BP has said the multibillion-dollar settlement is being mishandled by Louisiana lawyer Patrick Juneau and called for an independent inquiry into allegations against a lawyer working for the administrator.

U.S. District Judge Carl Barbier, who is overseeing the civil case on the spill in New Orleans federal court, named Freeh a "special master" handling the probe in July.

Freeh found there was no evidence that Juneau "engaged in any conflict of interest, or unethical or improper conduct," although he could not say the same of some employees.

"Despite the clear ethical 'tone at the top' and sound written policies established by Mr. Patrick Juneau, many of his key executives and senior attorneys engaged in conduct which the Special Master finds to be improper," Freeh said in the 93-page report.

Freeh found Louisiana lawyer Lionel Sutton, known as "Tiger," received a "referral fee" of around $40,000 to pass a claimant to another lawyer while working for the administrator. The probe also named Christine Reitano, another administration office employee, who worked with Sutton on the deal.

Juneau placed Sutton on administrative leave when the allegations first surfaced, and he later resigned.

BP said Freeh's report confirmed its suspicions of fraud and unethical conduct within the claims process and company spokesman Geoff Morrell said "immediate steps need to be taken to prevent it in the future."

But Juneau said the incidents were isolated and that the report found no evidence that the two employees "directly manipulated the valuation of claims."

"We will continue the job of processing claims," said Juneau.

The program was designed to compensate victims of the April 20, 2010, explosion of the Deepwater Horizon drilling rig and rupture of BP's Macondo oil well, a disaster that killed 11 people and resulted in the largest U.S. offshore oil spill.

BP has already incurred about $42.4 billion of charges related to the disaster. It originally expected the payout program to cost $7.8 billion, but has said the bill could be much higher.

The company considers Juneau's payout formula too generous and believes it compensates people who were not harmed.

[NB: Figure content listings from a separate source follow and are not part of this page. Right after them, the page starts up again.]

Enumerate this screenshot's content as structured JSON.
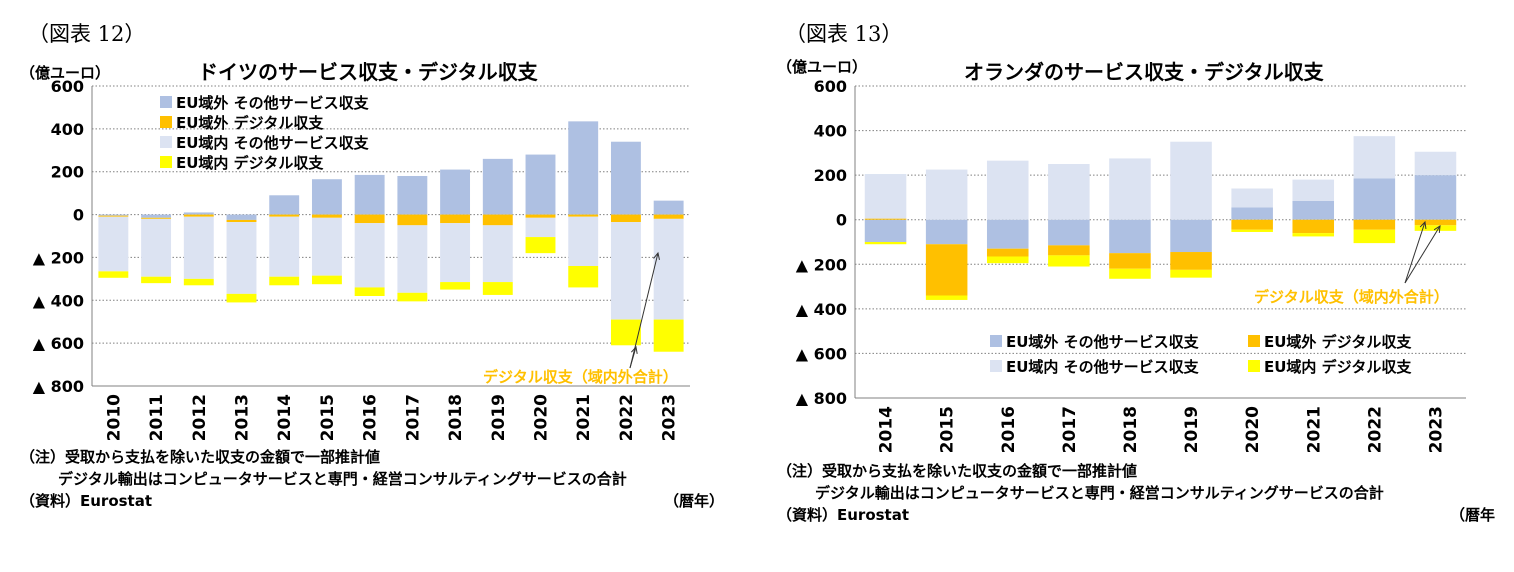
{
  "colors": {
    "extra_other": "#aec0e2",
    "extra_digital": "#ffc000",
    "intra_other": "#dce3f2",
    "intra_digital": "#ffff00",
    "grid": "#808080",
    "annotation": "#ffc000"
  },
  "panels": [
    {
      "fig_label": "（図表 12）",
      "unit_label": "（億ユーロ）",
      "notes": {
        "line1": "（注）受取から支払を除いた収支の金額で一部推計値",
        "line2": "デジタル輸出はコンピュータサービスと専門・経営コンサルティングサービスの合計",
        "line3": "（資料）Eurostat"
      },
      "year_unit": "（暦年）"
    },
    {
      "fig_label": "（図表 13）",
      "unit_label": "（億ユーロ）",
      "notes": {
        "line1": "（注）受取から支払を除いた収支の金額で一部推計値",
        "line2": "デジタル輸出はコンピュータサービスと専門・経営コンサルティングサービスの合計",
        "line3": "（資料）Eurostat"
      },
      "year_unit": "（暦年"
    }
  ],
  "chart_data": [
    {
      "type": "bar",
      "stacked": true,
      "title": "ドイツのサービス収支・デジタル収支",
      "ylabel": "（億ユーロ）",
      "xlabel": "（暦年）",
      "ylim": [
        -800,
        600
      ],
      "yticks": [
        600,
        400,
        200,
        0,
        -200,
        -400,
        -600,
        -800
      ],
      "ytick_labels": [
        "600",
        "400",
        "200",
        "0",
        "▲ 200",
        "▲ 400",
        "▲ 600",
        "▲ 800"
      ],
      "categories": [
        "2010",
        "2011",
        "2012",
        "2013",
        "2014",
        "2015",
        "2016",
        "2017",
        "2018",
        "2019",
        "2020",
        "2021",
        "2022",
        "2023"
      ],
      "series": [
        {
          "name": "EU域外 その他サービス収支",
          "key": "extra_other",
          "values": [
            -5,
            -15,
            10,
            -25,
            90,
            165,
            185,
            180,
            210,
            260,
            280,
            435,
            340,
            65
          ]
        },
        {
          "name": "EU域外 デジタル収支",
          "key": "extra_digital",
          "values": [
            -5,
            -5,
            -10,
            -10,
            -10,
            -15,
            -40,
            -50,
            -40,
            -50,
            -15,
            -10,
            -35,
            -20
          ]
        },
        {
          "name": "EU域内 その他サービス収支",
          "key": "intra_other",
          "values": [
            -255,
            -270,
            -290,
            -335,
            -280,
            -270,
            -300,
            -315,
            -275,
            -265,
            -90,
            -230,
            -455,
            -470
          ]
        },
        {
          "name": "EU域内 デジタル収支",
          "key": "intra_digital",
          "values": [
            -30,
            -30,
            -30,
            -40,
            -40,
            -40,
            -40,
            -40,
            -35,
            -60,
            -75,
            -100,
            -120,
            -150
          ]
        }
      ],
      "legend": [
        "EU域外 その他サービス収支",
        "EU域外 デジタル収支",
        "EU域内 その他サービス収支",
        "EU域内 デジタル収支"
      ],
      "legend_position": "top-left",
      "annotation": {
        "text": "デジタル収支（域内外合計）",
        "position": "bottom-right"
      }
    },
    {
      "type": "bar",
      "stacked": true,
      "title": "オランダのサービス収支・デジタル収支",
      "ylabel": "（億ユーロ）",
      "xlabel": "（暦年）",
      "ylim": [
        -800,
        600
      ],
      "yticks": [
        600,
        400,
        200,
        0,
        -200,
        -400,
        -600,
        -800
      ],
      "ytick_labels": [
        "600",
        "400",
        "200",
        "0",
        "▲ 200",
        "▲ 400",
        "▲ 600",
        "▲ 800"
      ],
      "categories": [
        "2014",
        "2015",
        "2016",
        "2017",
        "2018",
        "2019",
        "2020",
        "2021",
        "2022",
        "2023"
      ],
      "series": [
        {
          "name": "EU域外 その他サービス収支",
          "key": "extra_other",
          "values": [
            -100,
            -110,
            -130,
            -115,
            -150,
            -145,
            55,
            85,
            185,
            200
          ]
        },
        {
          "name": "EU域外 デジタル収支",
          "key": "extra_digital",
          "values": [
            5,
            -230,
            -35,
            -45,
            -70,
            -80,
            -45,
            -60,
            -45,
            -25
          ]
        },
        {
          "name": "EU域内 その他サービス収支",
          "key": "intra_other",
          "values": [
            200,
            225,
            265,
            250,
            275,
            350,
            85,
            95,
            190,
            105
          ]
        },
        {
          "name": "EU域内 デジタル収支",
          "key": "intra_digital",
          "values": [
            -10,
            -20,
            -30,
            -50,
            -45,
            -35,
            -10,
            -15,
            -60,
            -25
          ]
        }
      ],
      "legend": [
        "EU域外 その他サービス収支",
        "EU域外 デジタル収支",
        "EU域内 その他サービス収支",
        "EU域内 デジタル収支"
      ],
      "legend_position": "bottom-right",
      "annotation": {
        "text": "デジタル収支（域内外合計）",
        "position": "right"
      }
    }
  ]
}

BP is awaiting a decision by a federal appeals court on its challenge to the payment formula, which Barbier had previously rejected. Barbier on July 19 rejected an earlier BP request to suspend payouts pending Freeh's review. The judge also oversees a consolidated civil lawsuit against BP and its contractors over the spill.

"Judge Freeh's initial investigation report confirms what BP has suspected for some time: There has been fraud and unethical conduct within the facility itself and among various claimants and their lawyers--and immediate steps need to be taken to prevent it in the future,"  Geoff Morrell, BP's newly appointed senior vice president of communications and external affairs said in a statement provided to CSP Daily News.

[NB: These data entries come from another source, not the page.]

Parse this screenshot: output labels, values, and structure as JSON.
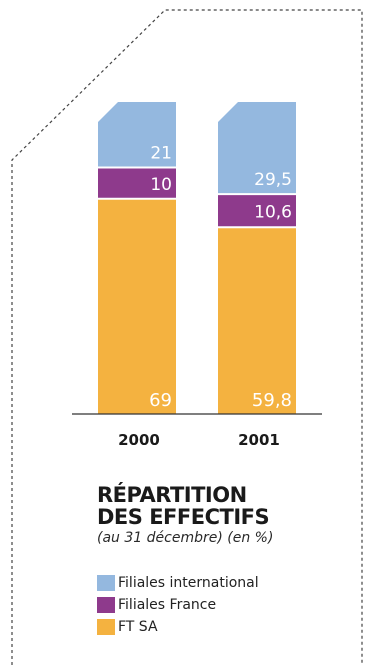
{
  "chart_data": {
    "type": "bar",
    "stacked": true,
    "categories": [
      "2000",
      "2001"
    ],
    "series": [
      {
        "name": "FT SA",
        "values": [
          69,
          59.8
        ],
        "labels": [
          "69",
          "59,8"
        ],
        "color": "#f4b240"
      },
      {
        "name": "Filiales France",
        "values": [
          10,
          10.6
        ],
        "labels": [
          "10",
          "10,6"
        ],
        "color": "#8e3a8c"
      },
      {
        "name": "Filiales international",
        "values": [
          21,
          29.5
        ],
        "labels": [
          "21",
          "29,5"
        ],
        "color": "#94b8df"
      }
    ],
    "title": "RÉPARTITION\nDES EFFECTIFS",
    "subtitle": "(au 31 décembre) (en %)",
    "unit": "%",
    "legend_position": "bottom-left"
  }
}
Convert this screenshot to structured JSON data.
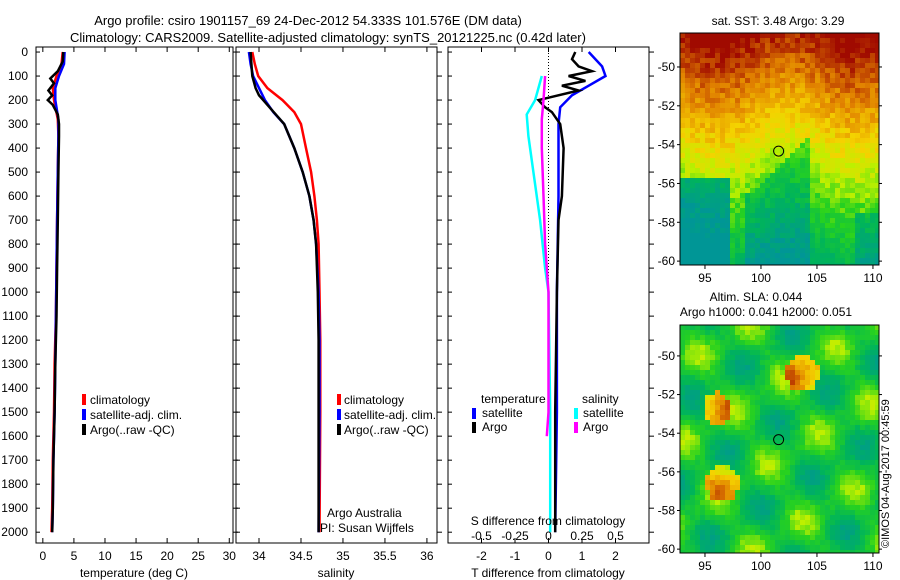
{
  "header": {
    "title_line1": "Argo profile: csiro 1901157_69 24-Dec-2012 54.333S 101.576E (DM data)",
    "title_line2": "Climatology: CARS2009. Satellite-adjusted climatology: synTS_20121225.nc (0.42d later)"
  },
  "colors": {
    "climatology": "#ff0000",
    "satellite": "#0000ff",
    "argo": "#000000",
    "sal_satellite": "#00ffff",
    "sal_argo": "#ff00ff"
  },
  "credit": "©IMOS 04-Aug-2017 00:45:59",
  "chart_data": [
    {
      "id": "temperature",
      "type": "line",
      "xlabel": "temperature (deg C)",
      "xlim": [
        -1.1,
        30.6
      ],
      "ylim": [
        2045,
        -21
      ],
      "xticks": [
        0,
        5,
        10,
        15,
        20,
        25,
        30
      ],
      "yticks": [
        0,
        100,
        200,
        300,
        400,
        500,
        600,
        700,
        800,
        900,
        1000,
        1100,
        1200,
        1300,
        1400,
        1500,
        1600,
        1700,
        1800,
        1900,
        2000
      ],
      "legend": [
        "climatology",
        "satellite-adj. clim.",
        "Argo(..raw -QC)"
      ],
      "series": [
        {
          "name": "climatology",
          "color": "#ff0000",
          "points": [
            [
              3.2,
              0
            ],
            [
              3.0,
              50
            ],
            [
              2.2,
              100
            ],
            [
              1.6,
              150
            ],
            [
              1.8,
              200
            ],
            [
              2.4,
              280
            ],
            [
              2.5,
              350
            ],
            [
              2.4,
              500
            ],
            [
              2.3,
              700
            ],
            [
              2.2,
              900
            ],
            [
              2.1,
              1100
            ],
            [
              1.9,
              1300
            ],
            [
              1.8,
              1500
            ],
            [
              1.6,
              1700
            ],
            [
              1.5,
              1900
            ],
            [
              1.4,
              2000
            ]
          ]
        },
        {
          "name": "satellite",
          "color": "#0000ff",
          "points": [
            [
              3.5,
              0
            ],
            [
              3.4,
              50
            ],
            [
              2.6,
              100
            ],
            [
              2.0,
              150
            ],
            [
              2.0,
              200
            ],
            [
              2.5,
              280
            ],
            [
              2.5,
              350
            ],
            [
              2.4,
              500
            ],
            [
              2.3,
              700
            ],
            [
              2.2,
              900
            ],
            [
              2.1,
              1100
            ],
            [
              2.0,
              1300
            ],
            [
              1.9,
              1500
            ],
            [
              1.7,
              1700
            ],
            [
              1.6,
              1900
            ],
            [
              1.5,
              2000
            ]
          ]
        },
        {
          "name": "Argo",
          "color": "#000000",
          "points": [
            [
              3.3,
              0
            ],
            [
              3.2,
              40
            ],
            [
              2.4,
              80
            ],
            [
              1.2,
              110
            ],
            [
              1.8,
              130
            ],
            [
              0.9,
              160
            ],
            [
              1.5,
              180
            ],
            [
              0.8,
              200
            ],
            [
              1.6,
              220
            ],
            [
              2.4,
              260
            ],
            [
              2.6,
              300
            ],
            [
              2.6,
              350
            ],
            [
              2.5,
              500
            ],
            [
              2.4,
              700
            ],
            [
              2.3,
              900
            ],
            [
              2.2,
              1100
            ],
            [
              2.0,
              1300
            ],
            [
              1.9,
              1500
            ],
            [
              1.7,
              1700
            ],
            [
              1.6,
              1900
            ],
            [
              1.5,
              2000
            ]
          ]
        }
      ]
    },
    {
      "id": "salinity",
      "type": "line",
      "xlabel": "salinity",
      "xlim": [
        33.726,
        36.12
      ],
      "ylim": [
        2045,
        -21
      ],
      "xticks": [
        34,
        34.5,
        35,
        35.5,
        36
      ],
      "legend": [
        "climatology",
        "satellite-adj. clim.",
        "Argo(..raw -QC)"
      ],
      "annotation": [
        "Argo Australia",
        "PI: Susan Wijffels"
      ],
      "series": [
        {
          "name": "climatology",
          "color": "#ff0000",
          "points": [
            [
              33.92,
              0
            ],
            [
              33.95,
              50
            ],
            [
              33.99,
              100
            ],
            [
              34.1,
              150
            ],
            [
              34.28,
              200
            ],
            [
              34.42,
              250
            ],
            [
              34.5,
              300
            ],
            [
              34.56,
              400
            ],
            [
              34.62,
              500
            ],
            [
              34.66,
              600
            ],
            [
              34.69,
              700
            ],
            [
              34.71,
              800
            ],
            [
              34.72,
              1000
            ],
            [
              34.73,
              1200
            ],
            [
              34.73,
              1500
            ],
            [
              34.72,
              2000
            ]
          ]
        },
        {
          "name": "satellite",
          "color": "#0000ff",
          "points": [
            [
              33.88,
              0
            ],
            [
              33.9,
              50
            ],
            [
              33.93,
              100
            ],
            [
              34.0,
              150
            ],
            [
              34.07,
              200
            ],
            [
              34.17,
              250
            ],
            [
              34.3,
              300
            ],
            [
              34.42,
              400
            ],
            [
              34.52,
              500
            ],
            [
              34.6,
              600
            ],
            [
              34.65,
              700
            ],
            [
              34.68,
              800
            ],
            [
              34.71,
              1000
            ],
            [
              34.72,
              1200
            ],
            [
              34.72,
              1500
            ],
            [
              34.71,
              2000
            ]
          ]
        },
        {
          "name": "Argo",
          "color": "#000000",
          "points": [
            [
              33.9,
              0
            ],
            [
              33.91,
              50
            ],
            [
              33.92,
              100
            ],
            [
              33.96,
              150
            ],
            [
              34.0,
              180
            ],
            [
              34.05,
              200
            ],
            [
              34.15,
              240
            ],
            [
              34.3,
              300
            ],
            [
              34.42,
              400
            ],
            [
              34.52,
              500
            ],
            [
              34.6,
              600
            ],
            [
              34.65,
              700
            ],
            [
              34.68,
              800
            ],
            [
              34.7,
              1000
            ],
            [
              34.71,
              1200
            ],
            [
              34.71,
              1500
            ],
            [
              34.71,
              2000
            ]
          ]
        }
      ]
    },
    {
      "id": "difference",
      "type": "line",
      "xlabel": "T difference from climatology",
      "x2label": "S difference from climatology",
      "xlim": [
        -3,
        3
      ],
      "ylim": [
        2045,
        -21
      ],
      "xticks": [
        -2,
        -1,
        0,
        1,
        2
      ],
      "x2ticks": [
        "-0.5",
        "-0.25",
        "0",
        "0.25",
        "0.5"
      ],
      "legend_temperature": {
        "title": "temperature",
        "items": [
          "satellite",
          "Argo"
        ]
      },
      "legend_salinity": {
        "title": "salinity",
        "items": [
          "satellite",
          "Argo"
        ]
      },
      "series": [
        {
          "name": "T satellite",
          "color": "#0000ff",
          "points": [
            [
              1.2,
              0
            ],
            [
              1.6,
              60
            ],
            [
              1.7,
              100
            ],
            [
              1.2,
              140
            ],
            [
              0.7,
              180
            ],
            [
              0.35,
              230
            ],
            [
              0.3,
              300
            ],
            [
              0.3,
              600
            ],
            [
              0.25,
              1000
            ],
            [
              0.25,
              1500
            ],
            [
              0.2,
              2000
            ]
          ]
        },
        {
          "name": "T Argo",
          "color": "#000000",
          "points": [
            [
              0.8,
              0
            ],
            [
              0.7,
              30
            ],
            [
              0.9,
              60
            ],
            [
              1.3,
              80
            ],
            [
              0.6,
              100
            ],
            [
              1.1,
              120
            ],
            [
              0.4,
              140
            ],
            [
              0.9,
              160
            ],
            [
              0.0,
              190
            ],
            [
              -0.3,
              200
            ],
            [
              -0.1,
              230
            ],
            [
              0.1,
              250
            ],
            [
              0.35,
              300
            ],
            [
              0.45,
              400
            ],
            [
              0.4,
              600
            ],
            [
              0.3,
              700
            ],
            [
              0.25,
              1000
            ],
            [
              0.2,
              1500
            ],
            [
              0.2,
              2000
            ]
          ]
        },
        {
          "name": "S satellite",
          "color": "#00ffff",
          "points": [
            [
              -0.2,
              100
            ],
            [
              -0.4,
              200
            ],
            [
              -0.65,
              260
            ],
            [
              -0.6,
              350
            ],
            [
              -0.45,
              500
            ],
            [
              -0.25,
              700
            ],
            [
              -0.1,
              900
            ],
            [
              0.0,
              1000
            ],
            [
              0.05,
              1500
            ],
            [
              0.05,
              2000
            ]
          ]
        },
        {
          "name": "S Argo",
          "color": "#ff00ff",
          "points": [
            [
              -0.1,
              100
            ],
            [
              -0.15,
              200
            ],
            [
              -0.2,
              280
            ],
            [
              -0.2,
              400
            ],
            [
              -0.15,
              600
            ],
            [
              -0.1,
              800
            ],
            [
              0.0,
              1000
            ],
            [
              0.0,
              1500
            ],
            [
              -0.05,
              1600
            ]
          ]
        }
      ]
    },
    {
      "id": "sst-map",
      "type": "heatmap",
      "title": "sat. SST: 3.48 Argo: 3.29",
      "xlim": [
        92.77,
        110.54
      ],
      "ylim": [
        -60.2,
        -48.25
      ],
      "xticks": [
        95,
        100,
        105,
        110
      ],
      "yticks": [
        -50,
        -52,
        -54,
        -56,
        -58,
        -60
      ],
      "marker": [
        101.576,
        -54.333
      ]
    },
    {
      "id": "sla-map",
      "type": "heatmap",
      "title_line1": "Altim. SLA: 0.044",
      "title_line2": "Argo h1000: 0.041 h2000: 0.051",
      "xlim": [
        92.77,
        110.54
      ],
      "ylim": [
        -60.2,
        -48.4
      ],
      "xticks": [
        95,
        100,
        105,
        110
      ],
      "yticks": [
        -50,
        -52,
        -54,
        -56,
        -58,
        -60
      ],
      "marker": [
        101.576,
        -54.333
      ]
    }
  ]
}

"Judge Freeh has confirmed that 'many' of the [court supervised settlement program] CSSP's 'key executives and senior attorneys' engaged in 'pervasive' improper and unethical conduct, some of which may have been criminal," Morrell said. "He also found that at least one outside law firm sought to exert undue influence on claims determinations on behalf of itself and its clients. What's more, the report revealed that, contrary to repeated assurances to BP and the public that the CSSP's ability to detect fraud was 'robust,' in fact the CSSP's key vendor responsible for, among other things, in-house fraud detection was ineffective and had conflicts of interest. The evidence of conflicts of interest and misconduct assembled in Judge Freeh's report is shocking, but it simply underscores that neither BP nor the public has had any idea of what's really going on within the CSSP. Judge Freeh's continued investigation is essential to assuring public confidence in the integrity of the claims process."